Native Voices: As you recall from last year's retreat, Native Voices didn't require much pre-retreat work. This year we decided to begin the dramaturgical work on our retreat plays two months early. How has this experience been for you?
Scott Horstein: Great! Our play is still in its becoming phase, and there’s no way I couldn’t have gotten my head around it without this early conversation with writer and dramaturg. And I don’t think we could have made nearly as good use of the retreat.

NV: In addition to your directing credits, you're also a freelance dramaturg. What have been some of your favorite projects?
SH: Everything at Cornerstone Theater Company. Pentecost at the Evidence Room and Old Globe.

NV: How does your experience in dramaturgy influence your directing work?
SH: With directing I give more free play to my own instincts at first without trying to control them with what the text wants – but ultimately having that dramaturgical toolkit to process my impulses – what does the play want? How can you analyze the text to see what it will bear? – is what the dramaturgy gives me.

NV: What drew you to the profession of theatre?
SH: I like to perform. I like the magic of audiences and live performers in the same space.

NV: What is your earliest theatrical memory?
SH: Probably seeing the famous Bob Baker’s marionettes in downtown LA with my mother.

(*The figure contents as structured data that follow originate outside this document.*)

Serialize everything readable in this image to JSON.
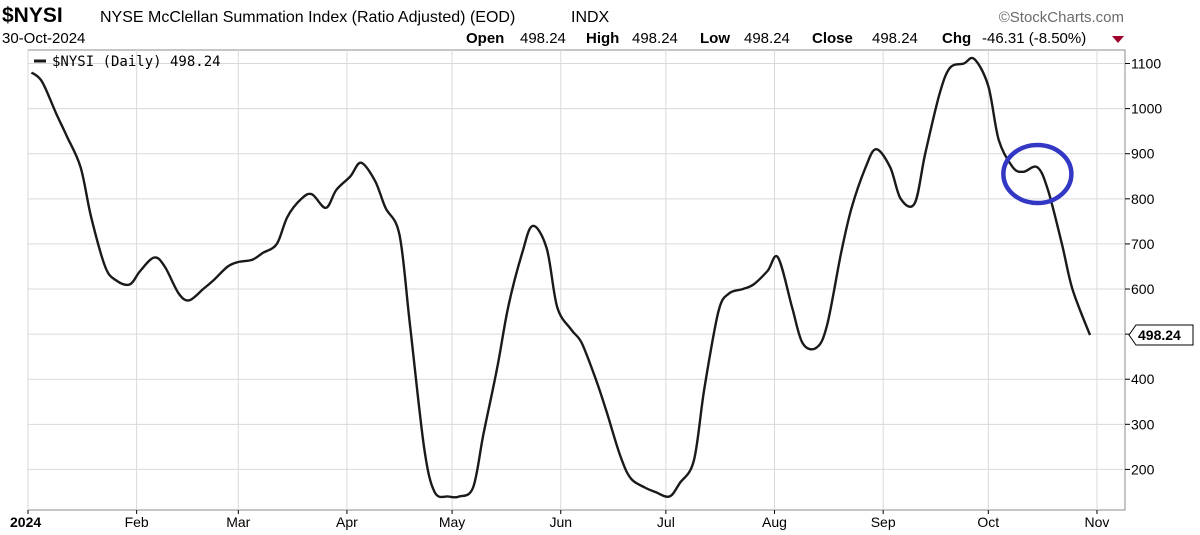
{
  "header": {
    "symbol": "$NYSI",
    "title": "NYSE McClellan Summation Index (Ratio Adjusted) (EOD)",
    "exchange": "INDX",
    "date": "30-Oct-2024",
    "watermark": "©StockCharts.com",
    "open_label": "Open",
    "open_value": "498.24",
    "high_label": "High",
    "high_value": "498.24",
    "low_label": "Low",
    "low_value": "498.24",
    "close_label": "Close",
    "close_value": "498.24",
    "chg_label": "Chg",
    "chg_value": "-46.31 (-8.50%)"
  },
  "legend": {
    "text": "$NYSI (Daily) 498.24"
  },
  "last_value_label": "498.24",
  "colors": {
    "line": "#1a1a1a",
    "grid": "#d9d9d9",
    "frame": "#8c8c8c",
    "circle": "#3338c4",
    "down": "#a0002a",
    "watermark": "#6b6b6b"
  },
  "chart_data": {
    "type": "line",
    "title": "NYSE McClellan Summation Index (Ratio Adjusted) (EOD)",
    "xlabel": "",
    "ylabel": "",
    "ylim": [
      110,
      1130
    ],
    "yticks": [
      200,
      300,
      400,
      500,
      600,
      700,
      800,
      900,
      1000,
      1100
    ],
    "xlim": [
      "2024-01-01",
      "2024-11-09"
    ],
    "xticks": [
      {
        "date": "2024-01-01",
        "label": "2024",
        "bold": true
      },
      {
        "date": "2024-02-01",
        "label": "Feb"
      },
      {
        "date": "2024-03-01",
        "label": "Mar"
      },
      {
        "date": "2024-04-01",
        "label": "Apr"
      },
      {
        "date": "2024-05-01",
        "label": "May"
      },
      {
        "date": "2024-06-01",
        "label": "Jun"
      },
      {
        "date": "2024-07-01",
        "label": "Jul"
      },
      {
        "date": "2024-08-01",
        "label": "Aug"
      },
      {
        "date": "2024-09-01",
        "label": "Sep"
      },
      {
        "date": "2024-10-01",
        "label": "Oct"
      },
      {
        "date": "2024-11-01",
        "label": "Nov"
      }
    ],
    "grid": true,
    "legend_position": "top-left",
    "annotation": {
      "type": "circle",
      "date": "2024-10-15",
      "value": 855
    },
    "series": [
      {
        "name": "$NYSI (Daily)",
        "x": [
          "2024-01-02",
          "2024-01-05",
          "2024-01-09",
          "2024-01-12",
          "2024-01-16",
          "2024-01-19",
          "2024-01-23",
          "2024-01-26",
          "2024-01-30",
          "2024-02-02",
          "2024-02-06",
          "2024-02-09",
          "2024-02-13",
          "2024-02-16",
          "2024-02-20",
          "2024-02-23",
          "2024-02-27",
          "2024-03-01",
          "2024-03-05",
          "2024-03-08",
          "2024-03-12",
          "2024-03-15",
          "2024-03-19",
          "2024-03-22",
          "2024-03-26",
          "2024-03-29",
          "2024-04-02",
          "2024-04-05",
          "2024-04-09",
          "2024-04-12",
          "2024-04-16",
          "2024-04-19",
          "2024-04-23",
          "2024-04-26",
          "2024-04-30",
          "2024-05-03",
          "2024-05-07",
          "2024-05-10",
          "2024-05-14",
          "2024-05-17",
          "2024-05-21",
          "2024-05-24",
          "2024-05-28",
          "2024-05-31",
          "2024-06-04",
          "2024-06-07",
          "2024-06-11",
          "2024-06-14",
          "2024-06-18",
          "2024-06-21",
          "2024-06-25",
          "2024-06-28",
          "2024-07-02",
          "2024-07-05",
          "2024-07-09",
          "2024-07-12",
          "2024-07-16",
          "2024-07-19",
          "2024-07-23",
          "2024-07-26",
          "2024-07-30",
          "2024-08-02",
          "2024-08-06",
          "2024-08-09",
          "2024-08-13",
          "2024-08-16",
          "2024-08-20",
          "2024-08-23",
          "2024-08-27",
          "2024-08-30",
          "2024-09-03",
          "2024-09-06",
          "2024-09-10",
          "2024-09-13",
          "2024-09-17",
          "2024-09-20",
          "2024-09-24",
          "2024-09-27",
          "2024-10-01",
          "2024-10-04",
          "2024-10-08",
          "2024-10-11",
          "2024-10-15",
          "2024-10-18",
          "2024-10-22",
          "2024-10-25",
          "2024-10-30"
        ],
        "y": [
          1080,
          1060,
          990,
          940,
          870,
          760,
          650,
          620,
          610,
          640,
          670,
          650,
          590,
          575,
          600,
          620,
          650,
          660,
          665,
          680,
          700,
          760,
          800,
          810,
          780,
          820,
          850,
          880,
          840,
          780,
          720,
          520,
          250,
          150,
          140,
          140,
          160,
          280,
          430,
          560,
          680,
          740,
          690,
          560,
          510,
          480,
          400,
          330,
          230,
          180,
          160,
          150,
          140,
          170,
          220,
          380,
          550,
          590,
          600,
          610,
          640,
          670,
          560,
          480,
          470,
          520,
          680,
          780,
          870,
          910,
          870,
          800,
          790,
          900,
          1030,
          1090,
          1100,
          1110,
          1050,
          930,
          870,
          860,
          870,
          820,
          700,
          600,
          498
        ]
      }
    ]
  }
}
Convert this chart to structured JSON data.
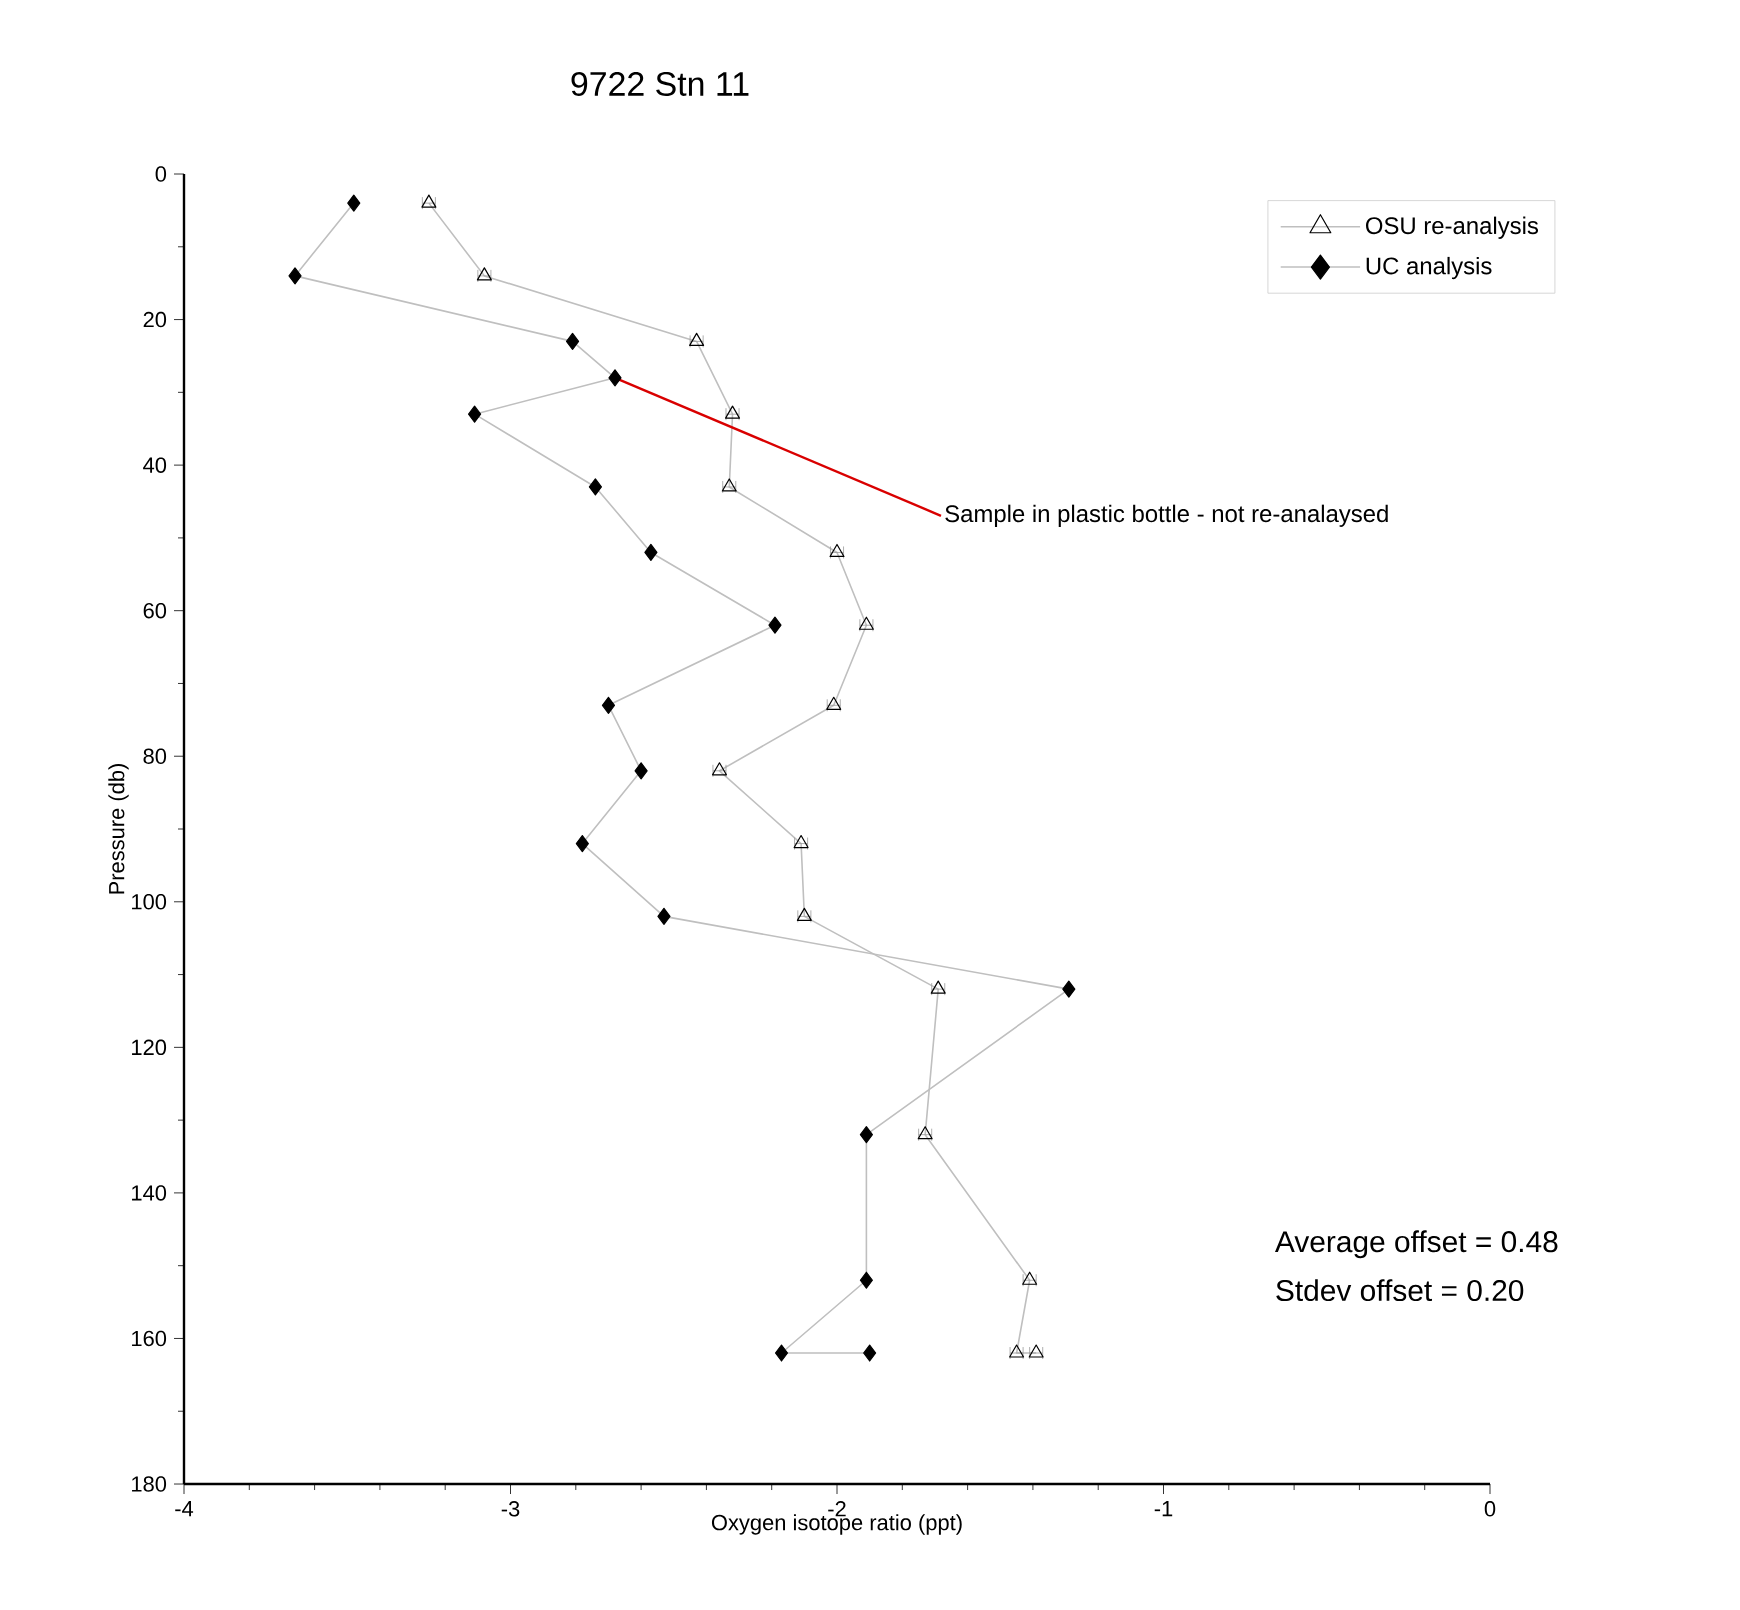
{
  "chart_data": {
    "type": "line",
    "title": "9722 Stn 11",
    "xlabel": "Oxygen isotope ratio (ppt)",
    "ylabel": "Pressure (db)",
    "xlim": [
      -4,
      0
    ],
    "xticks": [
      -4,
      -3,
      -2,
      -1,
      0
    ],
    "ylim": [
      180,
      0
    ],
    "yticks": [
      0,
      20,
      40,
      60,
      80,
      100,
      120,
      140,
      160,
      180
    ],
    "grid": false,
    "legend": "top right",
    "line_style": "solid",
    "series": [
      {
        "name": "OSU re-analysis",
        "color": "#000000",
        "marker": "triangle",
        "x": [
          -3.25,
          -3.08,
          -2.43,
          -2.32,
          -2.33,
          -2.0,
          -1.91,
          -2.01,
          -2.36,
          -2.11,
          -2.1,
          -1.69,
          -1.73,
          -1.41,
          -1.45,
          -1.39
        ],
        "values": [
          4,
          14,
          23,
          33,
          43,
          52,
          62,
          73,
          82,
          92,
          102,
          112,
          132,
          152,
          162,
          162
        ],
        "xerrors": [
          0.02,
          0.02,
          0.02,
          0.02,
          0.02,
          0.02,
          0.02,
          0.02,
          0.02,
          0.02,
          0.02,
          0.02,
          0.02,
          0.02,
          0.02,
          0.02
        ]
      },
      {
        "name": "UC analysis",
        "color": "#000000",
        "marker": "diamond",
        "x": [
          -3.48,
          -3.66,
          -2.81,
          -2.68,
          -3.11,
          -2.74,
          -2.57,
          -2.19,
          -2.7,
          -2.6,
          -2.78,
          -2.53,
          -1.29,
          -1.91,
          -1.91,
          -2.17,
          -1.9
        ],
        "values": [
          4,
          14,
          23,
          28,
          33,
          43,
          52,
          62,
          73,
          82,
          92,
          102,
          112,
          132,
          152,
          162,
          162
        ]
      }
    ],
    "annotations": [
      {
        "text": "Sample in plastic bottle - not re-analaysed",
        "x": -2.68,
        "y": 28
      },
      "Average offset = 0.48",
      "Stdev offset = 0.20"
    ]
  }
}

NV: If you could go back in time, which era would you visit?
SH: Revolutionary France? 5th century BCE India (when Buddhism was born)? Elizabethan England? I don’t know.

NV: What's the longest standing item on your "To Do" list?
SH: Learn Spanish.

NV: What is your greatest indulgence?
SH: Fantasy baseball? Though at times it’s a chore/addiction.

NV: Fill in the blank: It's not theatre if it's not _____.
SH: It's not theatre if it's not live.

NV: The 2009-2010 Season marks Native Voices' Tenth Anniversary at the Autry. Where do you think Native theatre will be in the next ten years?
SH: I can only project based on what I know of Native Voices itself -- I don’t know the rest of the field well. But if Native Voices keeps doing what it’s doing, I expect we’ll look back ten years from now and see that there will have been lots of new productions of contemporary work around the country.